The XOF and the IMF. Who knew?

The Communuate Financiere Africaine Franc, otherwise known as the CFA Franc (XOF) is the common currency of 14 African countries which are members of the Franc Zone -

Benin, Burkina, Côte d'Ivoire, Guinea Bissau, Mali, Niger, Senegal and Togo whose common central bank is the Central Bank of West African States (BCEAO)

and

Cameroon, Central African Republic, Congo, Gabon, Equatorial Guinea and Chad whose common central bank is the Bank of Central African States (BEAC).

The CFA Franc was created on December 26, 1945, the day when France ratified the Bretton Woods agreement and made its first declaration of parity to the IMF.  I've worked at the IMF for 26 years and I am embarrassed to admit that I did not know that there is a historical relationship between the CFA Franc and the IMF.  *sigh*.

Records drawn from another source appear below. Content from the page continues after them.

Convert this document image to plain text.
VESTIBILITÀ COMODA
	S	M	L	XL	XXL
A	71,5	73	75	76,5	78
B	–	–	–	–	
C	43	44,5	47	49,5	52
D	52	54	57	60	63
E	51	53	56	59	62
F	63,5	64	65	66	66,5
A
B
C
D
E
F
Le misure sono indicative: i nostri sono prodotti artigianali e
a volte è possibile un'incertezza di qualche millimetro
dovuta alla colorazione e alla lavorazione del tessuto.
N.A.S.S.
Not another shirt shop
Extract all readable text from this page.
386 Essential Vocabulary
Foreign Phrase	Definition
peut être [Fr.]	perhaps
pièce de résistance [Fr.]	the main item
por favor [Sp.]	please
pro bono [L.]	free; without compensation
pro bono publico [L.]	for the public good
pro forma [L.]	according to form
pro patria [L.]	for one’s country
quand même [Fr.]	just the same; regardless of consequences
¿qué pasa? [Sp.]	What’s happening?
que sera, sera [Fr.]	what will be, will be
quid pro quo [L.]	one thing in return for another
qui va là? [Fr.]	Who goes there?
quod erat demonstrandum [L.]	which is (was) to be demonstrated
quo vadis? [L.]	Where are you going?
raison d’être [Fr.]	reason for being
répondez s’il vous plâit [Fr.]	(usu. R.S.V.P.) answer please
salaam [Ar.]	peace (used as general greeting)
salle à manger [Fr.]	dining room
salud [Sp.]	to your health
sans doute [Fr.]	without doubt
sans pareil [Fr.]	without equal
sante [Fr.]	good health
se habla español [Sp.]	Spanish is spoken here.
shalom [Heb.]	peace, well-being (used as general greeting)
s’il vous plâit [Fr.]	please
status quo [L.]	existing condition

The modern day CFA Franc is pegged to the Euro.  At today's exchange rate, 1 Euro = 656 XOF.

Unfortunately, our credit union doesn't carry the XOF which means I won't be able to buy any XOFs before I leave.  So, my plan is to use Euros in Senegal and see if I can find an ATM that will work with my US bank card.  Otherwise, I will have to convert to XOFs when I get to Bamako.